The rapid increase of global temperature is thought to be correlated with the increase of greenhouse gas emissions.
Rice paddy fields (RPF) are one of the major sources of the greenhouse gas methane, which play a role in global warming.
Greenhouse gas methane emissions from RPF were estimated to account for 10-25% of the total methane emissions.
Cultivation-independent molecular studies suggested that a specific group of methanogenic Archaea (named Rice Cluster I (RC-I)) are mainly responsible for methane production from RPF.
Such a focus of ecological attention resulted in a construction of genome sequence of an RC-I methanogen RC-IMRE50 from an enrichment culture by metagenomic approach.
However, a pure culture of RC-I group archaebacteria had been necessary for understanding of life style such as identification of methane source.
Sakai et al. for the first time succeed to isolate archaea belonging to RC-I, by developing a co-culture method with bacteria which continuously provide H2.
Methanocella paludicola SANAE is mesophilic, hydrogenotrophic methanogen which utilize H2/CO2 and formate for growth and methane production.
Sequencing and annotation of the genome of M. paludicola SANAET (= NBRC 101707) revealed a single circular chromosome (2,957,635 bp; G+C content of 54.92%)
containing 3,004 predicted protein-coding genes. The genome had a full set of genes involved in methanogenesis from H2/CO2, being in consistent with phenotypic analyses.
About two-thirds of the predicted genes were shared with RC-IMRE50 genome, while 40-45% of genes were shared with other methanogenic lineages such as Methanomicrobiales and Methanodsrcinales.
Further studies cross-linking and compareing both RC-IMRE50 metagenomic infromation and M. paludicola genome would provide better understanding how RC-I methanogens contributes
global methane emmission from RPF environments.
2010-01-04 ..... 1
Release of the Methanocella paludicola SANAET genomic sequence data
We published the genomic data of Methanocella paludicola SANAET (= NBRC 101707) including the information of DNA clones distributed from the NBRC.
Summary of the genomic data
Number of ORFs assigned
Percentage of the coding regions
Percentage of the intronic regions
Number of rRNA genes
Number of tRNA genes
Number of other features (misc_RNA,misc_feature,repeat)
The nucleotide sequence of the M. paludicola SANAE genome was determined by the whole genome shotgun sequencing method as in the case of other organisms analyzed at NITE-DOB.
DNA shotgun library
DNA shotgun library with inserts of 1-8 kb in pUC118 vector (TAKARA) was constructed.
A Fosmid library with inserts of 40 kb in the pCC1FOS fosmid vector was constructed using the CopyControl Fosmid Library Production Kit (Epicentre).
Plasmid clones were end-sequenced using dye-terminator chemistry on an ABI PRISM3700 sequencer (ABI).
Fosmid DNA was extracted from E. coli transformants using the Montage BAC96 MiniPrep Kit (Millipore) and end-sequencing was carried out using dye-terminator chemistry on ABI PRISM3700.
Raw sequence data corresponding to approximately 10-fold coverage were assembled using PHRED/PHRAP/CONSED software (http://www.phrap.org).
Fosmid end sequences were mapped onto the assembled sequence.
Fosmid clones that link two contigs were selected and sequenced by primer walking to close gaps.
Validation of the assembled sequence data
From the final nucleotide sequence, PCR primer sequences were generated at appropriate intervals throughout the genome which were then used to amplify the corresponding genomic regions. The restriction enzyme digestion patterns of each of the PCR fragments thus obtained were accordingly compared with those deduced from the sequence data of the regions to validate the correctness of the assembled sequence data.
Genome analysis and annotation
Putative nontranslated genes were identified using the Rfam, tRNAscan-SE and ARAGORN programs, whereas rRNA genes were identified using the BLASTN program.

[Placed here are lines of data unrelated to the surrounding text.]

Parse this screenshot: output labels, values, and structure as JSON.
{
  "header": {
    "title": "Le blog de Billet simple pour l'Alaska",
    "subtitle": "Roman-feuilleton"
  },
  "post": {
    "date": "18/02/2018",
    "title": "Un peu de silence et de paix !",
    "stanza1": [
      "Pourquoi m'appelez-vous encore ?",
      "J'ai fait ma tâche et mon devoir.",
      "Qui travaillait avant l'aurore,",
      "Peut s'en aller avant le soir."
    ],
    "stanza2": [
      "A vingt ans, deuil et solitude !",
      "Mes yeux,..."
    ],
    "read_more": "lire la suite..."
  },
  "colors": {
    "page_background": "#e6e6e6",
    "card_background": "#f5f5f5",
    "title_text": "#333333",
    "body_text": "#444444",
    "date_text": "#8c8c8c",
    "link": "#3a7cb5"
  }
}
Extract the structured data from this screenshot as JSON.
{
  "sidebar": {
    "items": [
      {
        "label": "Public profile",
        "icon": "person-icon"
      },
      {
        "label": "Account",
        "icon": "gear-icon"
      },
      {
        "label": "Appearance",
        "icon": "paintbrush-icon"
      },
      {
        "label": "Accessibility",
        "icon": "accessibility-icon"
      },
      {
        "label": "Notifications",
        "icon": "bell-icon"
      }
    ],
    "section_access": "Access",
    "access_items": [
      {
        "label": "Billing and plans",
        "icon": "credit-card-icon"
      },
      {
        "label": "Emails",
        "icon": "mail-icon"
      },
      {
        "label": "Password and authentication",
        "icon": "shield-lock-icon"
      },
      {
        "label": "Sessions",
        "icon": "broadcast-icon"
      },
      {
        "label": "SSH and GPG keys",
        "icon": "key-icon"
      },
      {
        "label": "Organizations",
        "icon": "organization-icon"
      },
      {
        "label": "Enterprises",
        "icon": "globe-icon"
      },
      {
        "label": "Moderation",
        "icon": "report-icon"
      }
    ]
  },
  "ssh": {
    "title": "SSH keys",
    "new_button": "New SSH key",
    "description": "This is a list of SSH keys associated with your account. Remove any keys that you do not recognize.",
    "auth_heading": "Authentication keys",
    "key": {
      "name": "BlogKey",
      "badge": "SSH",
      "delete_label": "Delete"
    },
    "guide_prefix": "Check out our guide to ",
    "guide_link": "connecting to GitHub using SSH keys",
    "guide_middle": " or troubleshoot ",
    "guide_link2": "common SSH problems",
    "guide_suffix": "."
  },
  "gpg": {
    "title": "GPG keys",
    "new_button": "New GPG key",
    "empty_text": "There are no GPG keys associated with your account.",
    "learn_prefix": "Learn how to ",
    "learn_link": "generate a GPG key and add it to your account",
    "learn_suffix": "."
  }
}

For the prediction of protein-coding genes, Glimmer3, GeneMarkS, Prokov programs were used.
The potential protein sequences were compared with the UniProt databases using the BLASTP program.
Potential protein sequences that showed significant similarities to known protein sequences in the database were selected.
The start sites were manually inspected and altered in comparison to the known protein sequences which shows significant similarities.
The translated sequences of the predicted protein-coding genes were searched against the nonredundant UniProt database (version 15.0) and the protein signature database, InterPro version 18.0.
The KEGG database was used for pathway reconstruction.
Signal peptides in proteins were predicted using SignalP, whereas transmembrane helices were predicted using TMHMM.